The teacher gave the “soccer advice” in grade 8 when Angus was finding it harder and harder to walk and numerous specialists were examining his legs. In grade 9 as his walking became more painful, another teacher got close up to his face, when he withdrew from PE class saying he couldn’t handle it, and she told him “you’re not trying.” Teachers need to know that the kid with a chronic disease, with an added medical problem in his legs, is trying so much harder than all the comfortable, pain-free kids playing soccer and getting kudos from teachers. Just because you can’t see it, doesn’t mean it isn’t real.
Later when Angus told me the story of the teacher saying he wasn’t trying, he started to cry. He’s a kid that almost never sheds a tear or complains about his pain. So to see this teacher bring him so much hurt, was an unforgettable experience and this is why I write about it.

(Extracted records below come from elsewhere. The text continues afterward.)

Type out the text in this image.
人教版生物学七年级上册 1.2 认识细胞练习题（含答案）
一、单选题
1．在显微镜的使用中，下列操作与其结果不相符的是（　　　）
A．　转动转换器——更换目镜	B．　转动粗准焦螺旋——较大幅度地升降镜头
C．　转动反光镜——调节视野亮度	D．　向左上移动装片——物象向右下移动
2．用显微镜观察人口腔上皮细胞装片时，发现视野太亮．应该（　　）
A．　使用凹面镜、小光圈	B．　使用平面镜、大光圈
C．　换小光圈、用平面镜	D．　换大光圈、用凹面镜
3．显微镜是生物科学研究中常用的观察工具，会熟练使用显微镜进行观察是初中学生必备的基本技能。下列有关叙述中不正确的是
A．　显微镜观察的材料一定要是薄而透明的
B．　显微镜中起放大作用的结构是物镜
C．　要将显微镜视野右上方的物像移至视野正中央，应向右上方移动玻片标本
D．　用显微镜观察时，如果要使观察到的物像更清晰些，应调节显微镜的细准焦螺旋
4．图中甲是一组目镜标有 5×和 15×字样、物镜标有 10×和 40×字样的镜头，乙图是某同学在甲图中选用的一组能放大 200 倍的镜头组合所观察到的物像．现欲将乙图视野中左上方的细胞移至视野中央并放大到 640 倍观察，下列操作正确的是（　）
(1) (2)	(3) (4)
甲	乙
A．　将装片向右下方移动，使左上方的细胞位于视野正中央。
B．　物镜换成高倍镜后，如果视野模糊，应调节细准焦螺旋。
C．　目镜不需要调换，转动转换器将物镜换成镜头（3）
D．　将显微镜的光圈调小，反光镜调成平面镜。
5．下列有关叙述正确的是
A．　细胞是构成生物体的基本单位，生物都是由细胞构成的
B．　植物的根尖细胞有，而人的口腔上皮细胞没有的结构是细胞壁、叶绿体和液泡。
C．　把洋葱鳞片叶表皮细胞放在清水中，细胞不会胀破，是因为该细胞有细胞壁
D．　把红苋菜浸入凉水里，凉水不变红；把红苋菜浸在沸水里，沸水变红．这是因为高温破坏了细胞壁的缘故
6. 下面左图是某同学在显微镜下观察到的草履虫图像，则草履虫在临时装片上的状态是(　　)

As Angus was going through an adolescent growth spurt, he was even more exhausted as was to be expected with kidney disease, but the doctors discovered that his bones were growing and his leg tendons were not. Endless specialist appointments confirmed that the only remedy would be surgery to lengthen each tendon and hope that after he would be able to walk without pain and a hobbled gait.
With two surgeries on the horizon, we planned to transform our home into a place where imagination and affection were the rule, not unjust criticism. The leader in the realm of imagination and affection is none other than a puppy.
Puppies are bumbling, clumsy symbols of spirited life force. They are as close to birth as chronically-ill kids are to death. They are full of rule-breaking, playful, joyful, affectionate behavior that are constant reminders to the frail child that life is essentially funny, imaginative and unpredictable.
Our puppy “Dutch” growls at her reflection in the mirror; she pounces on inanimate objects; she cries to be picked up and held. She snuggles into the crook of our sons’ arms for a safe place to sleep. Her affection already knows no bounds and her expectation that we will drop to our knees and play tug of war with a toy is a good lesson in family assertiveness: home is the place where people meet you on your level and are delighted at your every effort because they never forget what it’s like to be little and needy like a puppy or suffering like a teenager with some unseen, but nonetheless, painfully difficult issue.
Maybe a kid with chronic illness should be allowed to bring a puppy to school like a visually impaired person can have a guide dog. The guide dog is a perpetual reminder to the privileged ones who can see, just how hard it must be to get through the day without vision.